Goodenough did not start out working to build a better battery. Raised outside New Haven, Connecticut—his father was a professor of the history of religion at Yale University—Goodenough was fascinated with the natural world. Though he struggled with dyslexia as a child, he credits hard work rather than brilliance for his eventual rise from the bottom level of his class to the top level. After earning his undergraduate degree at Yale, Goodenough served as a captain in the U.S. Air Force during World War II. He returned to civilian life to study physics at the University of Chicago, earning his Ph.D. in 1952.
Goodenough began his career in America's defense research establishment at MIT's Lincoln Laboratory, where he worked on the invention of random access magnetic memory for the computers of the U.S. air defense system. That work led to his early notable contributions as he developed several key concepts in materials science, including the Goodenough-Kanamori rules for magnetic behavior in a wide range of oxide materials.
In 1976, after nearly a quarter-century at Lincoln Labs, he became chair of the Inorganic Chemistry Laboratory at the University of Oxford in the UK, where, among many other interests, he began to consider the problems of battery technology. The field had seen little innovation for decades and was undergoing something of a revival, spurred by the energy crises of the 1970s. Goodenough's previous work at Lincoln made him an expert in ceramic and metal oxide materials and, inspired by British chemist M. Stanley Whittingham's recent invention of a lithium-based metal sulfide, he began to examine such materials with an eye toward their possibilities for building better batteries.
Though revolutionary, Whittingham's lithium-titanium-disulfide device was too expensive and impractical for commercialization. Goodenough investigated transition metal oxides as an alternative to sulfide materials. When he found that lithium ions could reversibly enter and leave the structure of lithium cobalt oxide (LiCoO2), he realized he had found a practical oxide-based cathode material—the key to a rechargeable lithium-ion battery. Goodenough’s creative foresight in developing a battery that could be manufactured in an uncharged state bucked the battery manufacturing industry, which traditionally produced batteries in a charged state, and resolved the problem that lithium batteries produced in a charged state were unstable.

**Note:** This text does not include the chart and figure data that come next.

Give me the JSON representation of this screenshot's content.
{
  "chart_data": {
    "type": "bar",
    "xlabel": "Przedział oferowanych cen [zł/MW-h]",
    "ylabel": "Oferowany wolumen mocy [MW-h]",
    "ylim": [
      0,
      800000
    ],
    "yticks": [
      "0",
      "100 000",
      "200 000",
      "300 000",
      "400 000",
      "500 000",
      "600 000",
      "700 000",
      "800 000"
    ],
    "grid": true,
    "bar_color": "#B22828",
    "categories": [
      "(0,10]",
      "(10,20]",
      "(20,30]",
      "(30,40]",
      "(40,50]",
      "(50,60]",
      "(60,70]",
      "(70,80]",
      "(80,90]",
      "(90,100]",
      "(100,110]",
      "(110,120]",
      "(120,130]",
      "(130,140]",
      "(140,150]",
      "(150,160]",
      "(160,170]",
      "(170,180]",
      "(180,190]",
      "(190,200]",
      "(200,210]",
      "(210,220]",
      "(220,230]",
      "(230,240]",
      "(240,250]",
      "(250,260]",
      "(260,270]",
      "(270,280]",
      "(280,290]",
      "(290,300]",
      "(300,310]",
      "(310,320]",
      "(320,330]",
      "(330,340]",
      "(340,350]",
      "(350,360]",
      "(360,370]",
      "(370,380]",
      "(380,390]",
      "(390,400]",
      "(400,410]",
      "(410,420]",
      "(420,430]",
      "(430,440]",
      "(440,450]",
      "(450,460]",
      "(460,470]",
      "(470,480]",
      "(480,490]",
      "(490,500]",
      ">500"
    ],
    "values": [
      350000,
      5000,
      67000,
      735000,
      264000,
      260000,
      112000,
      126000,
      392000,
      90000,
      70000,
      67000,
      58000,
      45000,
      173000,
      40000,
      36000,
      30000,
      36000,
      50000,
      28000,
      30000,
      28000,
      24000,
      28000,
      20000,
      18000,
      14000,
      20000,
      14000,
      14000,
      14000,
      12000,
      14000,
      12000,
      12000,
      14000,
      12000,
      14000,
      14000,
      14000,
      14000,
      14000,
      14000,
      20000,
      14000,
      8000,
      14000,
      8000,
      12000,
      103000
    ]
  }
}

Further research and development followed and, in 1991, the rechargeable lithium-ion battery was commercially introduced. With its superior energy density, long life, and great versatility, it soon became the dominant choice for consumer electronics, just in time for the explosive growth in popularity and availability of cell phones, laptops, and other portable electronics. During the next decade, Goodenough identified two other materials, manganese oxide spinel and lithium iron phosphate, that could also work as battery cathode materials. Lithium-ion batteries now power essentially all the indispensable gadgets we carry around with us every day wherever we go—a phenomenon the work of John Goodenough made possible.
His contributions extend far beyond the smart phone in your pocket. Goodenough's colleagues credit him as one of the modern founders of the science of solid state chemistry. He has authored more than 800 articles and five books, and his work is cited worldwide. As a professor at the University of Texas at Austin since 1986, Goodenough has profoundly influenced solid state physics and chemistry into the 21st century through his own work and that of his students. Now, at age 95, he still keeps a full schedule of lecturing and researching, tirelessly searching for the next great advance in battery technology. His most recent invention is the glass battery, which uses glass as an electrolyte material to potentially achieve greater energy capacity and longevity, and expanded operating temperatures.
John Goodenough is one of those rare scientists whose impact on our daily lives is not only readily apparent, but absolutely indispensable. His contributions appreciably changed the way we live and, in a world ever searching for new and better energy solutions, point toward promising directions for the future.